When Rembrandt's St. Bartholomew was sold at Sotheby's fortnight ago for $532,000--fifth highest auction price ever paid for a painting--the buyer was Agnew's, a London art firm. But Agnew's was merely acting for Oilman J. Paul Getty, 69, who let it slip last week that he now had the masterpiece hanging in his Sutton Place mansion outside London.
In Denmark for a five-day visit, Richard Nixon squired Pat through Copenhagen's dazzling Tivoli Gardens, careened around in a "dodgem" car there, and toured Hamlet's Kronborg Castle in Elsinore. Then he headed up to Rebild National Park in Jutland to keynote the annual Independence Day Festival there. Speaking before an audience of 40,000 in Rebild's natural amphitheater, the former Vice President drew cheers with an appeal for strength and unity in the face of Communism. Scarcely had he finished speak ing than tragedy struck one of the men who shared the platform with him. Softspoken, white-haired Henry R. Henius, 78, son of Dr. Max Henius, a Danish-born biochemist who founded the festival in 1912 to promote Danish-U.S. friendship, gripped the hand of a bishop's wife near him, gasped "Goodbye," and pitched forward. Within minutes he was dead of a heart attack.

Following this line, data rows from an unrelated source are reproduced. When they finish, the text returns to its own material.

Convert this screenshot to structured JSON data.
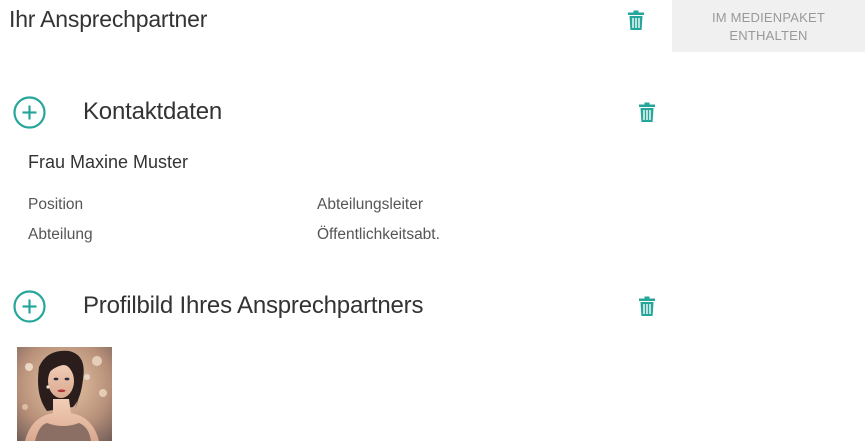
{
  "header": {
    "title": "Ihr Ansprechpartner",
    "badge_text": "IM MEDIENPAKET\nENTHALTEN"
  },
  "sections": {
    "contact": {
      "title": "Kontaktdaten",
      "name": "Frau Maxine Muster",
      "fields": [
        {
          "label": "Position",
          "value": "Abteilungsleiter"
        },
        {
          "label": "Abteilung",
          "value": "Öffentlichkeitsabt."
        }
      ]
    },
    "profile": {
      "title": "Profilbild Ihres Ansprechpartners"
    }
  },
  "icons": {
    "delete": "trash-icon",
    "add": "plus-circle-icon"
  },
  "colors": {
    "accent": "#26a69a",
    "badge_bg": "#f0f0f0",
    "badge_text": "#999999"
  }
}
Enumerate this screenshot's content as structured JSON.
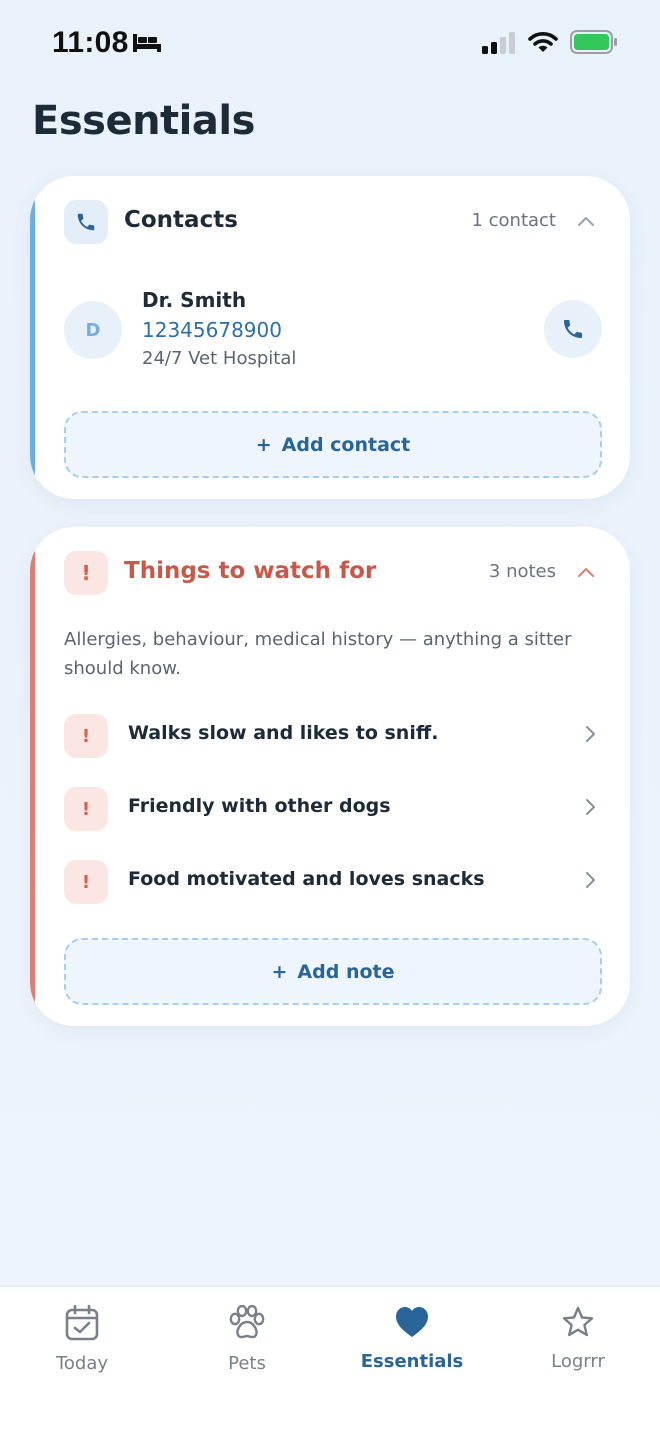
{
  "status_bar": {
    "time": "11:08"
  },
  "page": {
    "title": "Essentials"
  },
  "contacts": {
    "title": "Contacts",
    "count": "1 contact",
    "items": [
      {
        "initial": "D",
        "name": "Dr. Smith",
        "phone": "12345678900",
        "subtitle": "24/7 Vet Hospital"
      }
    ],
    "add_label": "Add contact",
    "accent": "#6aaee6"
  },
  "watch": {
    "title": "Things to watch for",
    "count": "3 notes",
    "description": "Allergies, behaviour, medical history — anything a sitter should know.",
    "notes": [
      {
        "icon": "!",
        "text": "Walks slow and likes to sniff."
      },
      {
        "icon": "!",
        "text": "Friendly with other dogs"
      },
      {
        "icon": "!",
        "text": "Food motivated and loves snacks"
      }
    ],
    "add_label": "Add note",
    "accent": "#e07d70"
  },
  "add_prefix": "+",
  "tabs": [
    {
      "label": "Today",
      "icon": "calendar-check-icon"
    },
    {
      "label": "Pets",
      "icon": "paw-icon"
    },
    {
      "label": "Essentials",
      "icon": "heart-icon",
      "active": true
    },
    {
      "label": "Logrrr",
      "icon": "star-icon"
    }
  ]
}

"Ah, a new jazz fan, I believe," grinned touring Bandleader Benny Goodman, as he shook hands with another guest at the U.S. Embassy's Fourth of July reception in Moscow. But Benny dug the wrong cat. Arching his back, Nikita Khrushchev replied: "No, I don't like Goodman music. I like good music." All jazz started off "boo-boo-boo-boo-boo," complained the Soviet Premier, setting it to his own clopping time by dancing a jig on the front lawn of Spaso House. Russian or American, it was all Chinese to him, and so was that other whatchamacallit, abstract art. Amateur Painter Dwight Eisenhower once told him that modern art "makes me sick to the stomach," and Nikita bobbed his head approvingly: "It's the same with me."
In Show magazine, seamed old Story teller W. Somerset Maugham, 88, broke a long silence on his only marriage -- an eleven-year affair with Interior Decorator Syrie Wellcome. As Maugham tells it in Looking Back, it was a painful episode. Married in New Jersey in 1916 after a two-year love affair -- and a year after Syrie bore him a girl, their only child --they hit it off miserably. He found marriage a kind of human bondage, soon was demanding the right "to go and come when I liked." She took two lovers-- "I knew them both and had a very poor opinion of either," sniffed Maugham --and eventually got a French divorce in 1927. Maugham saw her only a few more times before she died in 1955 at 76, but lately he has been hearing from his daughter Elizabeth. Two months ago, she sued him for $648,900 for selling nine paintings that she claimed belonged to her.